I was pleased to see an essay in Inside HigherEd from a computing education researcher, Orit Hazzan. I’ll be interested to see what happens with her new program, that seeks to create more STEM teachers from former STEM graduates. Here’s the part that I wonder about: Will a graduate with a potentially high-paying STEM degree (say, in CS) stay in teaching when offered a better paying job in industry? We’ve had relatively little luck making that work in Georgia.
To this end, Views invites Technion graduates back to the Technion to study toward an additional bachelor’s degree in its department of education in technology and science, which awards a teaching certificate for high school STEM subjects.
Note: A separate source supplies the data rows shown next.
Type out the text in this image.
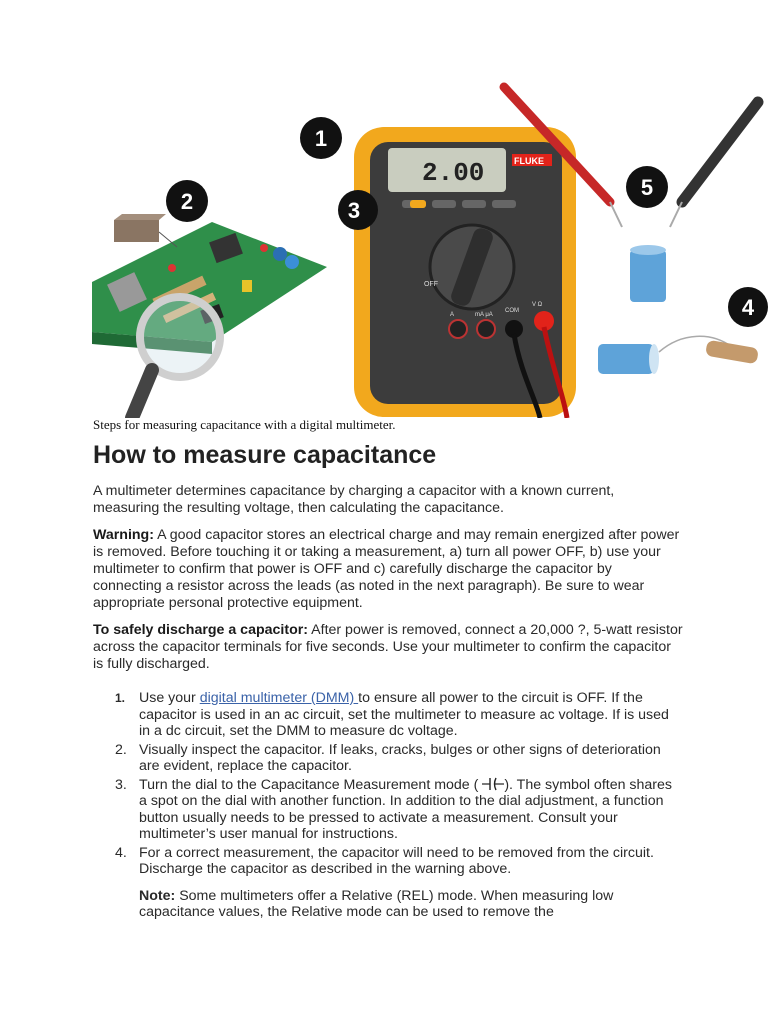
2.00	FLUKE
OFF
A	mA μA
COM
V Ω
1
2	3
4
5
Steps for measuring capacitance with a digital multimeter.
How to measure capacitance

A multimeter determines capacitance by charging a capacitor with a known current, measuring the resulting voltage, then calculating the capacitance.

Warning: A good capacitor stores an electrical charge and may remain energized after power is removed. Before touching it or taking a measurement, a) turn all power OFF, b) use your multimeter to confirm that power is OFF and c) carefully discharge the capacitor by connecting a resistor across the leads (as noted in the next paragraph). Be sure to wear appropriate personal protective equipment.

To safely discharge a capacitor: After power is removed, connect a 20,000 ?, 5-watt resistor across the capacitor terminals for five seconds. Use your multimeter to confirm the capacitor is fully discharged.

1. Use your digital multimeter (DMM) to ensure all power to the circuit is OFF. If the capacitor is used in an ac circuit, set the multimeter to measure ac voltage. If is used in a dc circuit, set the DMM to measure dc voltage.
2. Visually inspect the capacitor. If leaks, cracks, bulges or other signs of deterioration are evident, replace the capacitor.
3. Turn the dial to the Capacitance Measurement mode ( ). The symbol often shares a spot on the dial with another function. In addition to the dial adjustment, a function button usually needs to be pressed to activate a measurement. Consult your multimeter’s user manual for instructions.
4. For a correct measurement, the capacitor will need to be removed from the circuit. Discharge the capacitor as described in the warning above.
Note: Some multimeters offer a Relative (REL) mode. When measuring low capacitance values, the Relative mode can be used to remove the
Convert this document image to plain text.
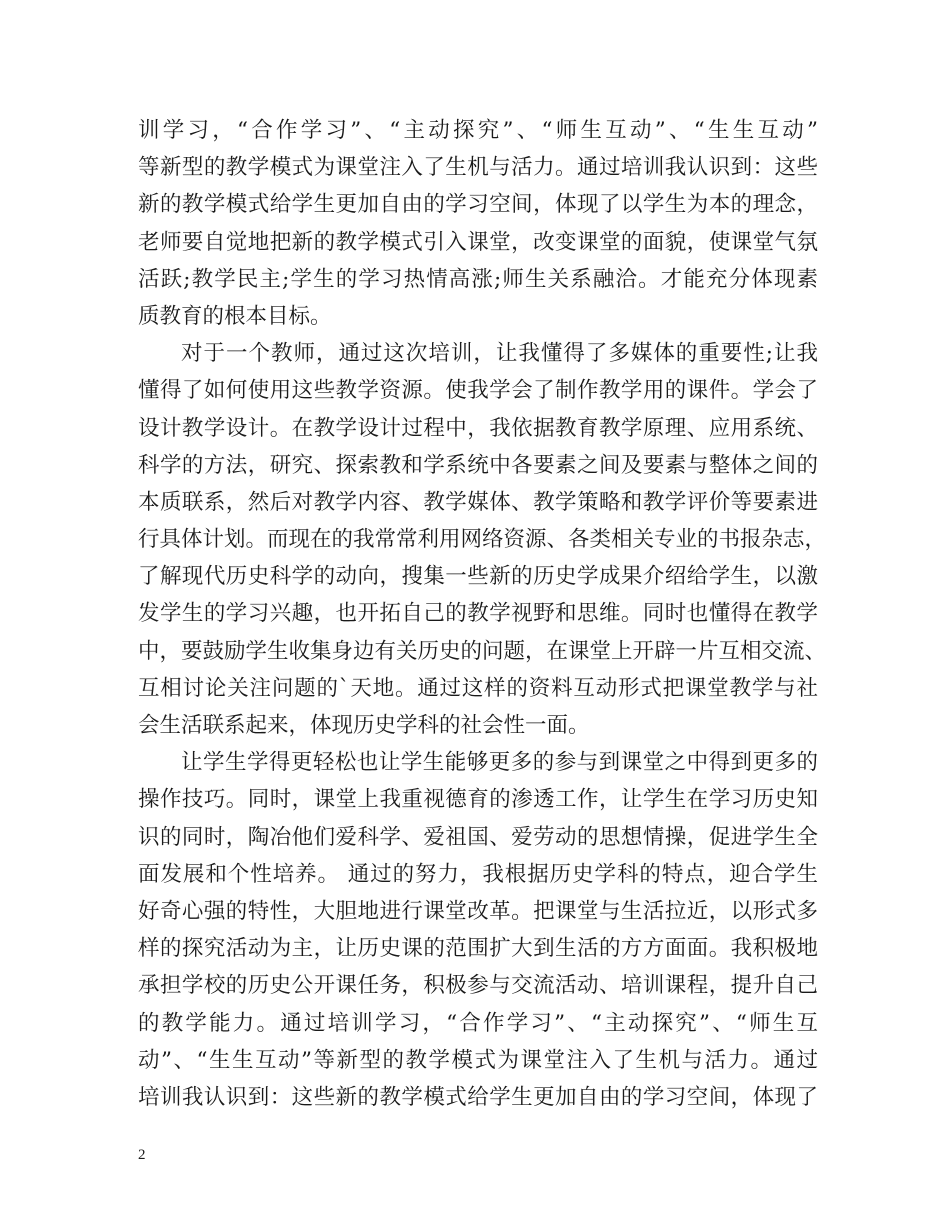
训学习，“合作学习”、“主动探究”、“师生互动”、“生生互动”
等新型的教学模式为课堂注入了生机与活力。通过培训我认识到：这些
新的教学模式给学生更加自由的学习空间，体现了以学生为本的理念，
老师要自觉地把新的教学模式引入课堂，改变课堂的面貌，使课堂气氛
活跃;教学民主;学生的学习热情高涨;师生关系融洽。才能充分体现素
质教育的根本目标。
对于一个教师，通过这次培训，让我懂得了多媒体的重要性;让我
懂得了如何使用这些教学资源。使我学会了制作教学用的课件。学会了
设计教学设计。在教学设计过程中，我依据教育教学原理、应用系统、
科学的方法，研究、探索教和学系统中各要素之间及要素与整体之间的
本质联系，然后对教学内容、教学媒体、教学策略和教学评价等要素进
行具体计划。而现在的我常常利用网络资源、各类相关专业的书报杂志，
了解现代历史科学的动向，搜集一些新的历史学成果介绍给学生，以激
发学生的学习兴趣，也开拓自己的教学视野和思维。同时也懂得在教学
中，要鼓励学生收集身边有关历史的问题，在课堂上开辟一片互相交流、
互相讨论关注问题的`天地。通过这样的资料互动形式把课堂教学与社
会生活联系起来，体现历史学科的社会性一面。
让学生学得更轻松也让学生能够更多的参与到课堂之中得到更多的
操作技巧。同时，课堂上我重视德育的渗透工作，让学生在学习历史知
识的同时，陶冶他们爱科学、爱祖国、爱劳动的思想情操，促进学生全
面发展和个性培养。 通过的努力，我根据历史学科的特点，迎合学生
好奇心强的特性，大胆地进行课堂改革。把课堂与生活拉近，以形式多
样的探究活动为主，让历史课的范围扩大到生活的方方面面。我积极地
承担学校的历史公开课任务，积极参与交流活动、培训课程，提升自己
的教学能力。通过培训学习，“合作学习”、“主动探究”、“师生互
动”、“生生互动”等新型的教学模式为课堂注入了生机与活力。通过
培训我认识到：这些新的教学模式给学生更加自由的学习空间，体现了
2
Technion graduates enrolled in the Views program receive full study scholarships from the Technion for two years and are not required to commit themselves to teach in the education system. Extending the program over two academic years enables the graduates to continue working as scientists and engineers in industry in parallel to their studies (one day or two half-days each week).
Technion graduates are not required to commit themselves to teach in the education system since the knowledge they gain in the Views program is useful also in businesses, where teaching and learning processes are crucial for coping with new knowledge and technological developments on a daily basis. Thus, even if they decide not to switch to education, they will still contribute to Israel’s prosperity, but in a different way.
In its current, first year of operation (2011-12), the program started with 60 Technion graduates. Sixty percent of them are males – a fact that indicates that the Views program indeed attracts populations that traditionally do not choose education as their first choice, and who at the same time are attracted to the program.
CS10K is the NSF effort to have 10,000 qualified high school teachers prepared to teach Advanced Placement Computer Science by 2015. 100Kin10 is a new one for me:
In January 2011, Carnegie Corporation of New York, Opportunity Equation, and NewSchools Venture Fund convened a diverse group of organizations to respond to this need. The focus: to prepare, deploy, and support 100,000 excellent STEM teachers over the coming 10 years in order to prepare all students with the high-quality STEM knowledge and skills needed to address the most pressing national and global challenges of tomorrow.